A queda é sentida em hotéis, pousadas, restaurantes, agências de turismo, lojas, atrativos e no comércio em geral. O impacto vai além dos números: significa menos empregos, redução na circulação de dinheiro e insegurança para quem depende do turismo para sobreviver.
O cenário econômico nacional também contribui para esse momento. Com a perda do poder de compra das famílias, muitas pessoas têm reduzido gastos com viagens e lazer. O resultado é uma diminuição no fluxo de turistas e um mercado cada vez mais competitivo entre os destinos brasileiros.
Diante dessa realidade, surge um questionamento inevitável: onde estão os debates sobre essa crise?
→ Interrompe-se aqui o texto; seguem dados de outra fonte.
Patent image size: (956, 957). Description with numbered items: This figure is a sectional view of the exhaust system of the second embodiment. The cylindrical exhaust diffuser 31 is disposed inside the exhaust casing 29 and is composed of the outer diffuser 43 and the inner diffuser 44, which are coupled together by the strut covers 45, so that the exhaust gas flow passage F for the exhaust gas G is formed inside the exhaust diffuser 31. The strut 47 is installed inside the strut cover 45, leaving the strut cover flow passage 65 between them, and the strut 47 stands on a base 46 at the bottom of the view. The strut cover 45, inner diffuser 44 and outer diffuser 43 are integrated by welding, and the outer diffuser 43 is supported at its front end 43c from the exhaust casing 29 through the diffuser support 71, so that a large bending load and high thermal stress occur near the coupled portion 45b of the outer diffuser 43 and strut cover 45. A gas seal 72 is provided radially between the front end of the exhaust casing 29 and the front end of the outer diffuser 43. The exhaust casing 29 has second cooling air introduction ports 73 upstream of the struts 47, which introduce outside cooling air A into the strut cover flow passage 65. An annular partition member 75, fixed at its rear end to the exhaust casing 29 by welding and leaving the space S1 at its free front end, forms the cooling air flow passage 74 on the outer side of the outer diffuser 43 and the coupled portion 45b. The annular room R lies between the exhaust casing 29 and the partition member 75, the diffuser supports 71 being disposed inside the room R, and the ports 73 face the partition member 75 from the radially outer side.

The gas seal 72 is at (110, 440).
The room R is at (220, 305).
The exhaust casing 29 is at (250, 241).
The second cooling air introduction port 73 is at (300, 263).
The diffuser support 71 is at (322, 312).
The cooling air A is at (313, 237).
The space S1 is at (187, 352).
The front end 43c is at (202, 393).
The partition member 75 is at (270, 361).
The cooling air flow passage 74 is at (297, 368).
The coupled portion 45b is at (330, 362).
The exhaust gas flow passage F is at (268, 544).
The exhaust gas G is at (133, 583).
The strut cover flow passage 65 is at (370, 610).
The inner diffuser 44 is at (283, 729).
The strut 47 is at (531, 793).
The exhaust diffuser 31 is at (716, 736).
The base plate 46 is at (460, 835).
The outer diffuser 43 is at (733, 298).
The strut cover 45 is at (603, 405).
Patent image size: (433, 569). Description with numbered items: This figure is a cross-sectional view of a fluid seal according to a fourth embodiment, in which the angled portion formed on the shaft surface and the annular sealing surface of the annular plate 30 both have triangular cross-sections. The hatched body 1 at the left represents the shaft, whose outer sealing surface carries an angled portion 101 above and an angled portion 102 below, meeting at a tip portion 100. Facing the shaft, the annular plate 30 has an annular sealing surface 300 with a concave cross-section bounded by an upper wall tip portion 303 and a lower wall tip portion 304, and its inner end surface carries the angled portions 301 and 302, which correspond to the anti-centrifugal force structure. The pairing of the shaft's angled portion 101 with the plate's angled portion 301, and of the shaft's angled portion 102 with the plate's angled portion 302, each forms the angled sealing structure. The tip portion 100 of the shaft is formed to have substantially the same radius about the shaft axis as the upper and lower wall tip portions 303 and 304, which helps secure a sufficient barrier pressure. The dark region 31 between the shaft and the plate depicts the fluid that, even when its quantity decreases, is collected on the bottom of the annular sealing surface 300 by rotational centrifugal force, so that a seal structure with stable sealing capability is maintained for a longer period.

Até o momento, não se observa uma discussão ampla e pública por parte do COMTUR (Conselho Municipal de Turismo) nem da Câmara de Vereadores sobre medidas concretas para enfrentar a retração do setor. Um município cuja principal atividade econômica é o turismo deveria tratar esse tema como prioridade absoluta.
O momento exige planejamento, diálogo e ações coordenadas entre o poder público e a iniciativa privada. É necessário compreender as causas da queda, avaliar estratégias de promoção do destino, fortalecer eventos, incentivar novos mercados e criar políticas que ajudem a manter a competitividade de Bonito.
Se nada for feito, o risco é evidente: empresas podem fechar as portas, empregos serão perdidos e a economia local sofrerá consequências ainda maiores.
A pergunta que fica é simples:
Se o turismo é a principal fonte de renda de Bonito, por que a crise do setor ainda não ocupa o centro das discussões públicas?
Bonito Sem Filtro – Porque desenvolvimento também exige debate, transparência e atitude.